What on Earth do Russian Matryoshka dolls have in common with large cardinal axioms?! Well, the answer lies in Jónsson algebras! Here is how:

As illustrated in the pictures, a Matryoshka set is a self-replicating *container* in which the *mother doll* contains a similar copy of itself. This *sub-doll* also contains a rather smaller similar copy of itself and so on. The dolls in a Matryoshka set could be completely *isomorphic in shape* (often depicted as a chubby Russian girl wearing Sarafan, the beautiful Persian-named traditional Russian dress) or with some *slight differences* in spite of general similarity (e.g. Different species of Taiga).

As the allegory suggests, the *Matryoshka phenomenon* is not uncommon in mathematics. There are (infinite) self-replicating mathematical structures which contain some proper isomorphic copies of themselves or at least have a *fairly similar* (e.g. elementary) proper sub-structures of the same size as the mother structure. Jónsson algebras provide an iconic example of this type.

Definition 1.Let $M$ be a model in a countable language. $M$ is called a Jónsson algebra (model) if it does not have any proper (elementary) submodel of the size $|M|$.

It is easy to see that for an infinite cardinal $\kappa$, the existence of a Jónsson algebra of size $\kappa$ is equivalent to the existence of a Jónsson model of size $\kappa$. By the way, there is a combinatorial large cardinal of the same name:

Definition 2.An uncountable cardinal number $\kappa$ is called Jónsson if for every function $f:[\kappa]^{<\omega}\rightarrow \kappa$ there is a set $H$ of order type $\kappa$ such that for each $n$, $f$ restricted to $n$-element subsets of $H$ omits at least one value in $\kappa$.

According to the following fact, it turns out that the demand for every infinite first-order structure in a countable language to have a proper sub-structure of the same size (i.e. non-existence of Jónsson algebras) has the large cardinal strength of a Jónsson cardinal which is a fairly strong large cardinal assumption incompatible with the Axiom of Constructibility.

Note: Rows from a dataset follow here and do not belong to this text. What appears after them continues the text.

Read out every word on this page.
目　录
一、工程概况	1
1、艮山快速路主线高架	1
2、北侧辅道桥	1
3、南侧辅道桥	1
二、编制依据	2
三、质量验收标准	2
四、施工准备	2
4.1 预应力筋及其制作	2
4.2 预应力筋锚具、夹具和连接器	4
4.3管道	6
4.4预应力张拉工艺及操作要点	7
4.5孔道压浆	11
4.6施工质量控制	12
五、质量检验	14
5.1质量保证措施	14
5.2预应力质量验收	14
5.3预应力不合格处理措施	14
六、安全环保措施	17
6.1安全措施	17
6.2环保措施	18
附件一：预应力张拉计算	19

Theorem.For an infinite cardinal $\kappa$, the followings are equivalent:(a) $\kappa$ is a Jónsson cardinal.

(b) There are no Jónsson algebras of size $\kappa$. (i.e. Every algebra of size $\kappa$ is a

Matryoshka, namely every algebra of size $\kappa$ contains a proper sub-algebra of the same size.)

The above fact indicates that the occurrence of a *Matryoshka phenomenon* (i.e. having *self-replicating* structures) among certain types of mathematical structures may give rise to some large cardinals. In other words, a structure needs to be *so large* in order to be able to support a self-replicating Matryoshka-like structure. In this sense, Jónsson cardinals have a characterization in terms of a Matryoshka phenomenon for certain type of mathematical structures, namely algebras.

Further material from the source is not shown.